In QPSK the original data stream dk(t) = d0 , d1 , d2 ,… is divided into an in-phase stream, dI(t), and a quadrature stream, dq(t).
dI(t) = d0 , d2 , d4, …
dq(t) = d1, d3, d5, …
dI(t) and dq(t) each have half the bit rate of dk(t). A convenient orthogonal realization of a QPSK waveform, S(t), is achieved by amplitude modulating the in-phase and quadrature data streams onto the cosine and sine functions of a carrier wave as follows.
S(t) = 1/√2 * dI(t) cos(2πf0t + π/4) + 1/√2 * dq(t) sin(2πf0t + π/4) :(1)
Using trigonometric identities, this equation can also be written as
S(t) = cos[ 2πf0t + Θ(t) ]
The value of Θ(t) will correspond to one of the four possible combinations of dI(t) and dq(t) in the equation (1).
Θ(t) = 0o , ± 90o , or 180o.
QPSK MODULATOR
QPSK DEMODULATOR
A slight modification to this basic QPSK technique gives various other forms of modulation techniques such as DQPSK, OQPSK, π/4 QPSK etc.
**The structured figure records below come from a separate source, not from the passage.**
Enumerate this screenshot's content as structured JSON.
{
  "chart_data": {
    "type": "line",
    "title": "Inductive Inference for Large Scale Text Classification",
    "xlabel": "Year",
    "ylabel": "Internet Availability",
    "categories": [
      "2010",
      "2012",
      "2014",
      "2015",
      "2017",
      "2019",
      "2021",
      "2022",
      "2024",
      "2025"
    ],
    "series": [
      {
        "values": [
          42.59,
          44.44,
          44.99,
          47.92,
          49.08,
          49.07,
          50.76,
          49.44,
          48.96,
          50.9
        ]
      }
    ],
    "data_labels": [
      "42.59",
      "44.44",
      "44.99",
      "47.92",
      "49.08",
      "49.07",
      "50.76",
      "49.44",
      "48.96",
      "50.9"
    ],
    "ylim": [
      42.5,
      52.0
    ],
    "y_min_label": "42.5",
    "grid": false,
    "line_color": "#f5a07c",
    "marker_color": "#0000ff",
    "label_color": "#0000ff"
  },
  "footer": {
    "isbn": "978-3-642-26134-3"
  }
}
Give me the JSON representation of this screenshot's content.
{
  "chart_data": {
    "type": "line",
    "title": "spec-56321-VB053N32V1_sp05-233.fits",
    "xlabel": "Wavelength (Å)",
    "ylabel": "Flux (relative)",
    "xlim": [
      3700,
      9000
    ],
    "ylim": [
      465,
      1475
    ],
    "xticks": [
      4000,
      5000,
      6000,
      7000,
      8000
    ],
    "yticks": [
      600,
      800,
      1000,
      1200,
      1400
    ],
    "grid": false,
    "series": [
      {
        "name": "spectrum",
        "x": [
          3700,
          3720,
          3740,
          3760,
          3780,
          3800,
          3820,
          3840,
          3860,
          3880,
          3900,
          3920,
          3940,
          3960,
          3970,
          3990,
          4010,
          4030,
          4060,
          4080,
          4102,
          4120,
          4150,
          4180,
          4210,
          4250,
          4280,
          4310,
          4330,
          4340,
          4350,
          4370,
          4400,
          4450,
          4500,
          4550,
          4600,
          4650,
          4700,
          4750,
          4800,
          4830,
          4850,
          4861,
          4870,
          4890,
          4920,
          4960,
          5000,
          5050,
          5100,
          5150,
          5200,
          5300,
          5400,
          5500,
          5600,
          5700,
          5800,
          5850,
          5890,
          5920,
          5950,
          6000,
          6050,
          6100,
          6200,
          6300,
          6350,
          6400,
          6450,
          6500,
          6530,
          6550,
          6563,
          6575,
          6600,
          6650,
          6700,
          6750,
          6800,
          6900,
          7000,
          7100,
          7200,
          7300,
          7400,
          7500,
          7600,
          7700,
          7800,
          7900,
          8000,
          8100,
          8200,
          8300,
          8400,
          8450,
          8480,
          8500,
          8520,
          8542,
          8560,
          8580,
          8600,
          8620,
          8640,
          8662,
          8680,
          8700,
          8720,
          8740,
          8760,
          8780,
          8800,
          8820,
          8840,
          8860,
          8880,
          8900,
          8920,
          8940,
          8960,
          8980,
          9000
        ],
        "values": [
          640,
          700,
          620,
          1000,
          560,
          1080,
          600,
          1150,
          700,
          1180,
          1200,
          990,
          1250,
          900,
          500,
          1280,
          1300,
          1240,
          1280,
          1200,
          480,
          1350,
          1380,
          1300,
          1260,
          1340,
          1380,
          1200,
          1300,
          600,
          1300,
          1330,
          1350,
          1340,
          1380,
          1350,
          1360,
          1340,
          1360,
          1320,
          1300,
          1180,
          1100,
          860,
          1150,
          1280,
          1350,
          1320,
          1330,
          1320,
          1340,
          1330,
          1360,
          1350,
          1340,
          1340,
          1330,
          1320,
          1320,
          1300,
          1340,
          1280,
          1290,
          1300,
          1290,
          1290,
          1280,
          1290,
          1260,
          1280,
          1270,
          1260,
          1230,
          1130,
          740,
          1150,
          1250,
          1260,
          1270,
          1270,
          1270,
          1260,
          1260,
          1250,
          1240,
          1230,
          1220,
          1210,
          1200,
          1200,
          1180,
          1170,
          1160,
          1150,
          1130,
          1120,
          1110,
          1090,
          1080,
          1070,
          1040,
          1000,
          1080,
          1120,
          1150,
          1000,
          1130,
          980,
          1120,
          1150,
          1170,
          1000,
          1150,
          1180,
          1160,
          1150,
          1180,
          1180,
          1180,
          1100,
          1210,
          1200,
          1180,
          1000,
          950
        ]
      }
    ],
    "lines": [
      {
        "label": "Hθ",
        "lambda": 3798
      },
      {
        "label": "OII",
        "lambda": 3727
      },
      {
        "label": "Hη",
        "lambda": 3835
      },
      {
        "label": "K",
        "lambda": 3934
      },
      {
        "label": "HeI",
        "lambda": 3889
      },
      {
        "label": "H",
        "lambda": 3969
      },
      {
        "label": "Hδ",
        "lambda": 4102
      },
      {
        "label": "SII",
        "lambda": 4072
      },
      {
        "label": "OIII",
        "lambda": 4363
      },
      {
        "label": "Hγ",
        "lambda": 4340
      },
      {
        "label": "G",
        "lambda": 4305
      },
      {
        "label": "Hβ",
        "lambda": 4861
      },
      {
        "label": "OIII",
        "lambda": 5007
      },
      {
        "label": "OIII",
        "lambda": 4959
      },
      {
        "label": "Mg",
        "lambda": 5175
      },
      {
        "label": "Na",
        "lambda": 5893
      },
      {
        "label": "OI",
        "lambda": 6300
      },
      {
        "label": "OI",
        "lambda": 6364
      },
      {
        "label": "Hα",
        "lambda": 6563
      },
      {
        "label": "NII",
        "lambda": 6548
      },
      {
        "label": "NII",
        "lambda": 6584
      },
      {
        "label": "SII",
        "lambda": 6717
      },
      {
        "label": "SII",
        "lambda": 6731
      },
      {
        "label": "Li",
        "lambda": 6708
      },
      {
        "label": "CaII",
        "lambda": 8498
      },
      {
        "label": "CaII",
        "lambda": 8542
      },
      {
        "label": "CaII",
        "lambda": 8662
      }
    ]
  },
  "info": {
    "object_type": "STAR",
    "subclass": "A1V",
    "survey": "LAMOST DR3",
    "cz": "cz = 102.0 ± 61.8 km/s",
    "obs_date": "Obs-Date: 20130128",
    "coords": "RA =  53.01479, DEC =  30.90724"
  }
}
These techniques are more efficient in different scenarios when compared to basic QPSK. One technique that interests us is that of DQPSK.
Differential phase shift keying (DPSK) conveys data by changing the phase of the carrier wave. In the QPSK method there is an ambiguity of phase if the constellation is rotated by some effect in the communications channel through which the signal passes. This problem can be solved by using a technique such that each data is represented with a particular phase and having this phase information transmitted over the carrier. The receiver then takes the difference of two adjacent phase decisions to arrive at the decision on the information phase - thereby using this information to demodulate. Hence DQPSK (Differential Quadrature Phase Shift Keying) is more resistant to frequency/phase rotation errors in the carrier reception.
As DQPSK is more resistant to frequency/phase rotation errors and considering that our signals have to travel a long distance through space we prefer this modulation technique for our data transmission.